The G7 price cap will allow non-EU countries to continue importing seaborne Russian crude oil, but it will prohibit shipping, insurance and reinsurance companies from handling cargoes of Russian crude around the globe, unless it is sold for less than the price cap.
Because the most important shipping and insurance firms are based in G7 countries, the price cap would make it very difficult for Moscow to sell its oil for a higher price.
US Treasury Secretary Janet Yellen said the cap will particularly benefit low- and medium-income countries that have borne the brunt of high energy and food prices.
“With Russia’s economy already contracting and its budget increasingly stretched thin, the price cap will immediately cut into Putin’s most important source of revenue,” Yellen said in a statement.
A senior US Treasury Department official told reporters on Friday that the US$60 per barrel price cap on Russian seaborne crude oil will keep global markets well supplied while “institutionalising” discounts created by the threat of such a limit.
The chair of the Russian lower house’s foreign affairs committee told Tass news agency on Friday the European Union was jeopardising its own energy security.

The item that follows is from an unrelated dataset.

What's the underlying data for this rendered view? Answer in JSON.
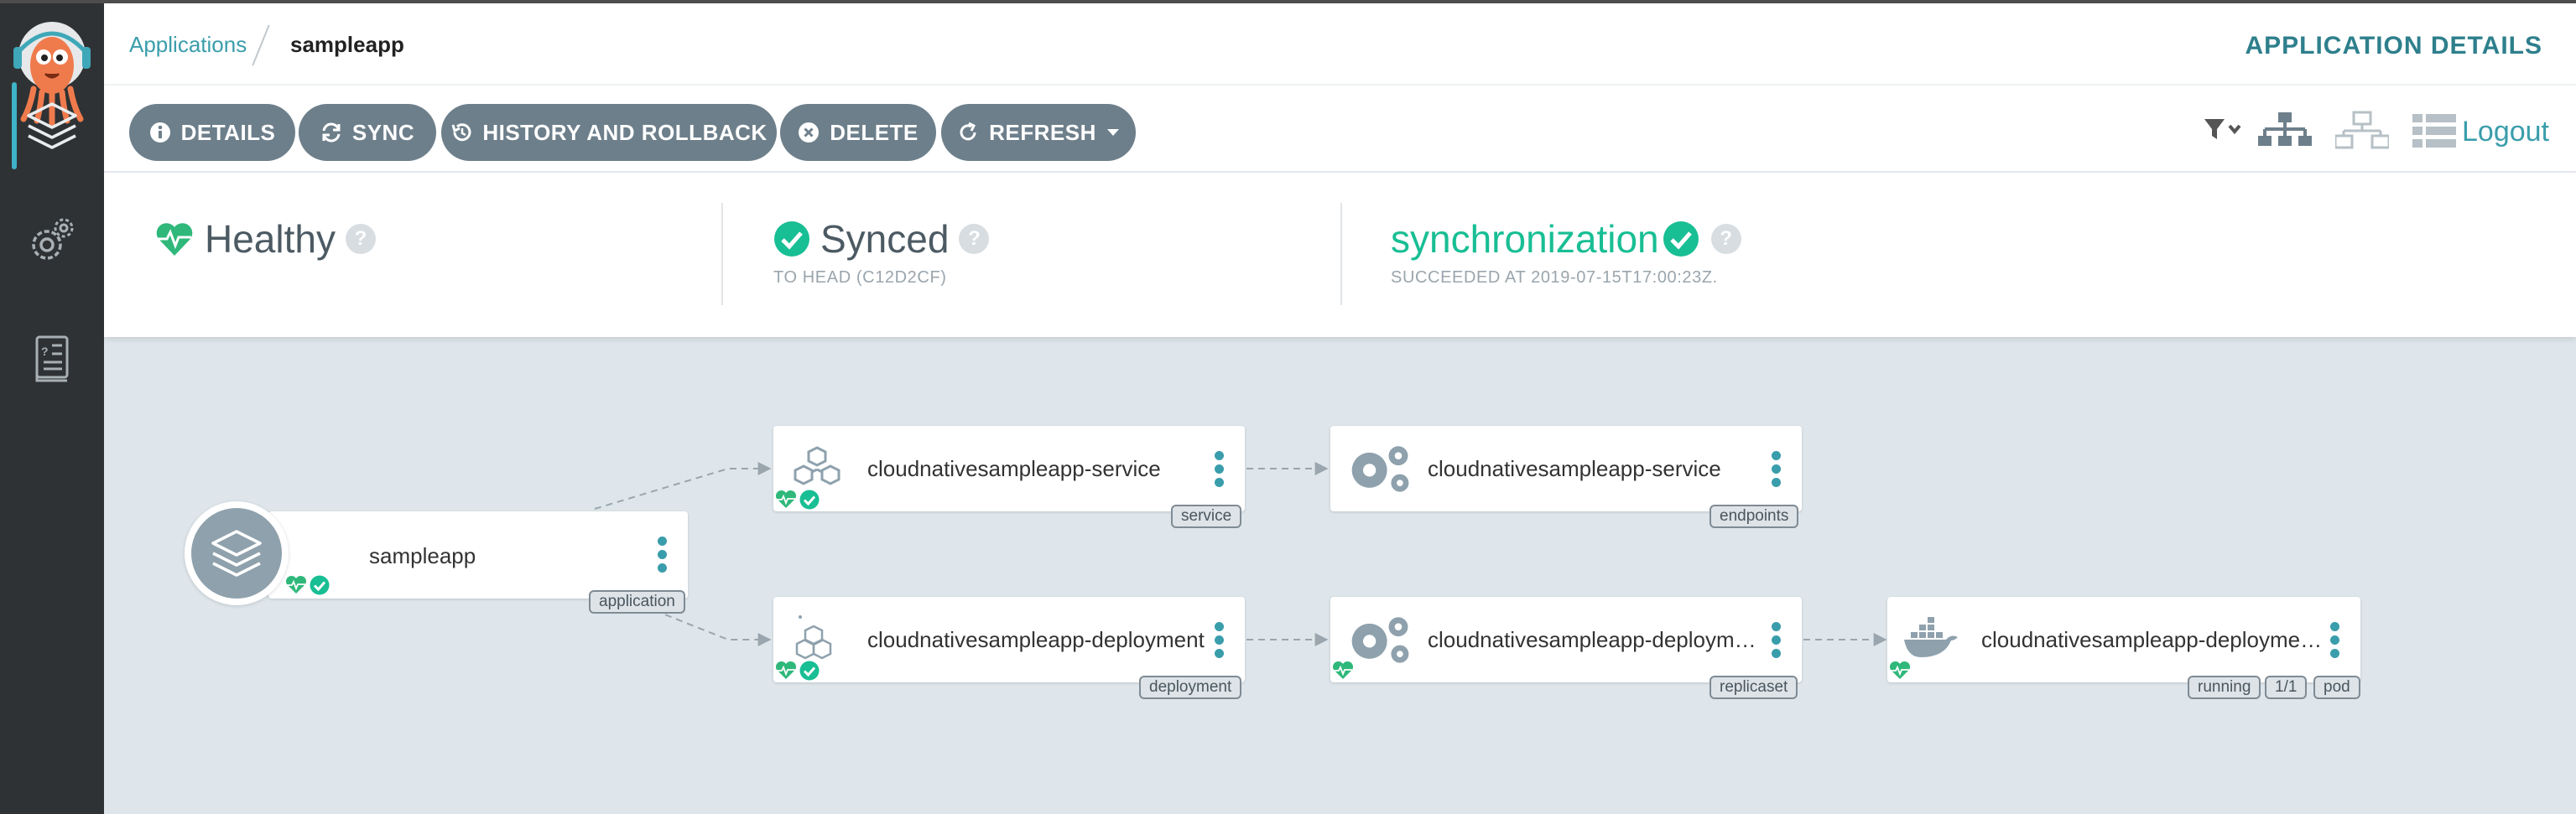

The initial G7 proposal last week was for a price cap of US$65-US$70 per barrel with no adjustment mechanism. Since Russian Urals crude already traded lower, Poland, Lithuania and Estonia pushed for a lower price.
Russian Urals crude traded at around US$67 a barrel on Friday.
EU countries have wrangled for days over the details, with those countries adding conditions to the deal – including that the price cap will be reviewed in mid-January and every two months after that, according to diplomats and an EU document seen by Reuters on Thursday.
The document also said a 45-day transitional period would apply to vessels carrying Russian crude that was loaded before Dec 5 and unloaded at its final destination by Jan 19, 2023.